Kann die Aufklärung wahr sein?
    Wie schon bei Schönheit, Größe und Güte der griechischen Antike machen die Maßstäbe, die man gewinnt, wenn man die bürgerlichen Stärken verallgemeinert, indem man von ihrer historischen Gewaltgrundlage (Stichwort »ursprüngliche Akkumulation«: Die Lohnarbeiter mußten erst gemacht werden, die Kleinbesitzer enteignet, dabei gingen die Bürger durchaus nicht immer zartfühlend vor) abstrahiert, den besonderen Weg, auf dem sie geschichtswirksam wurden, fragwürdig. Am gefährlichsten fürs Behagen und die Selbstgewißheit des bürgerlich-liberalen Bewußtseins ist dabei der Wahrheitsbegriff der Aufklärung (seine Baconschen, spinozistischen, Rousseauschen Aspekte haben wir kennengelernt, das Buch wird sie um weitere, präzisierende ergänzen): Während vor und jenseits der aufgeklärten Ideenwelt das Wahre Offenbarungs-, Reflexions- oder Traditionscharakter hat, sich also an keiner Praxis, keinem procedere von Probe und Gegenprobe bewähren muß, denkt die Aufklärung erstens empirisch-protopragmatistisch (wie später bei Dewey und Rorty ist wahr das, was funktioniert) und zweitens, in dialektischer Spannung hierzu, rationalistisch-probabilistisch (für die Aufklärung kann ein Gedanke durchaus erfolgreich sein, ohne wahr zu sein: Das Erbe des Aristotelismus, die Unterscheidung Wesen/Schein, hat man im Entstehungsprozeß der neuzeitlichen Weltsicht in ideologiekritischer Absicht gegen alle religiösen, philosophischen und sonstigen Ideenbauten gekehrt, die nicht nach Bacons Regeln errichtet waren).
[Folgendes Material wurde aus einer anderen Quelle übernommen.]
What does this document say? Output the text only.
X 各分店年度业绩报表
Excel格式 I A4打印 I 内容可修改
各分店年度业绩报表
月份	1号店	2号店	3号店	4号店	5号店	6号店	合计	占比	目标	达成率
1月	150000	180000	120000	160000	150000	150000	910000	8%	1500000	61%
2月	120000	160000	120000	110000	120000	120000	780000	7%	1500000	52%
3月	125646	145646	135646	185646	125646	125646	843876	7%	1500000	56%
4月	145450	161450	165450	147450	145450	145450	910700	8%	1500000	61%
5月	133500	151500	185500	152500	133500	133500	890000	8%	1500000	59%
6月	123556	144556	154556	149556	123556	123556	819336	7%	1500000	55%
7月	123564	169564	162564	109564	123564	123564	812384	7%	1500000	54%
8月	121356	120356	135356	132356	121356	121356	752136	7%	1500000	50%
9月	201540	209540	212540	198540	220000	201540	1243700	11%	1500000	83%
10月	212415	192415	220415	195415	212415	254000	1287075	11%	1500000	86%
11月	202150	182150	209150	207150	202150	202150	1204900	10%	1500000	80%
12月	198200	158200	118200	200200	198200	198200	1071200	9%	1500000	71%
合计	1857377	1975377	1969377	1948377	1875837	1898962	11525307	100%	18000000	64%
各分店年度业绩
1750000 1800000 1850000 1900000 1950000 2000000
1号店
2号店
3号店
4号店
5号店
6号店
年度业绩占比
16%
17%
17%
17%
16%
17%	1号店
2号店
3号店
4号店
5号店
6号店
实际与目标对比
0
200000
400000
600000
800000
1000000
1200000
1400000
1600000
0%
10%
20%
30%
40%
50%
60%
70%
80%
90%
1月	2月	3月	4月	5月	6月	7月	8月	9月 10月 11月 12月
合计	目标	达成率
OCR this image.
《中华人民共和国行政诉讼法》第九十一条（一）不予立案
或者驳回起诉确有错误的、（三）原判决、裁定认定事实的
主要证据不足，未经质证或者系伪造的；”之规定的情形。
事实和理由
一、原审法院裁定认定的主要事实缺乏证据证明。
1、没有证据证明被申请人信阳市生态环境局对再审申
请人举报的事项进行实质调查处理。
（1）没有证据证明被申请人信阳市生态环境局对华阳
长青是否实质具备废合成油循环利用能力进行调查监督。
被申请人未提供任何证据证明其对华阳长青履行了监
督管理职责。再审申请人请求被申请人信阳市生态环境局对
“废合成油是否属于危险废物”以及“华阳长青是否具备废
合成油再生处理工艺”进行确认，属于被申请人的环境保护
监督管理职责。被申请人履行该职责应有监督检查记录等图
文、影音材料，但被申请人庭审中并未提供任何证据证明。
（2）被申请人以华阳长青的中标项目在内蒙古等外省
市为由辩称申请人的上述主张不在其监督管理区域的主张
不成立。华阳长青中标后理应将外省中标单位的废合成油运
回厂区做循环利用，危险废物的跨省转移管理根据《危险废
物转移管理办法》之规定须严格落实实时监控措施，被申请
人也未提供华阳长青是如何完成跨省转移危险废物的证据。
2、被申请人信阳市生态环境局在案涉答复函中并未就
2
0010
Nur weil die Aufklärung somit dialektisch denkt: »Was der Praxis hilft, mag dennoch falsch sein, was ihr aber schadet, kann niemals wahr sein«, besitzt der Bürger einen Begriff vom Fortschritt: Unsere heutige Praxis muß weiter optimiert werden, damit wir diejenigen verkehrten Ansichten loswerden, die wir noch nicht entlarven konnten, weil sie in den Grenzen dessen, was wir jetzt tun, richtig zu sein scheinen. Das Bessere ist der Feind des Guten, und das »Ding an sich«, dessen zutreffender Auffassung sich die Forschung incrementally und approximativ nähert, ist die notwendige Leerstelle der Verbesserbarkeit der Welterschließungstechniken, die wir besitzen; das Eschaton der Nichtoffenbarung.
     
    Wer in diesem Wahrheitsbegriff erzogen wurde, kann dank seiner sogar erkennen, daß die zentralen Begründungszusammenhänge, die für das bürgerliche Zeitalter das Sein und das Sollen, Erkenntnis und Interesse zusammenbringen möchten, nach denselben Kriterien im Grunde fadenscheinig sind, die seine transzendentale Axiomatik ausmachen.
     
    Die ersten Wahrheiten des neuen Systems der Wahrheitengewinnung sind gar keine, das mittels der Insistenz auf der Verbindung von Beobachtung und zwingenden Folgerungen eskamotierte Normative, das hinter Vernunftbestimmungen und Datenerhebung zum Verschwinden gebracht werden soll wie der Zauberer von Oz hinter seinem Wandschirm, liegt nach der Selbstaufklärung der Aufklärung, Unterwerfung des Gedachten unter die Kritik, so unbegründbar zutage, wie es immer war, vergleichbar dem kategorischen Imperativ, der sich aus nichts folgern läßt, ohne den Humeschen Einwand zu verletzen, und aus dem weder auf induktivem noch auf deduktivem Weg etwas folgt, was nicht einfach Dezision ist (ich will so handeln, daß die Maxime meines Willens jederzeit zur Grundlage einer allgemeinen Gesetzgebung gemacht werden kann, oder ich will dies nicht). Der von der Aufklärung erzeugte Schein, ihre Verknüpfungen ethischer Postulate mit wahren Aussagen seien ihrerseits wahre Aussagen, zerriß nicht, weil die christlich-feudale Wissenskultur samt ihren platonischen und neuplatonischen Beimengungen aus der Antike den öffentlichen Gedankenaustausch mehr als anderthalb Jahrtausende lang daran gewöhnt hatte, Ontisches, Deontisches und Logisches in systematischen Kategorienfehlertransaktionen ineinander kollabieren zu lassen – dergleichen Kategorienfehler sind das tägliche rhetorische Brot gerade anspruchsvoller Erlösungsreligionen, im Gegensatz etwa zu animistischen oder stärker am Ritual als am Dogma interessierten.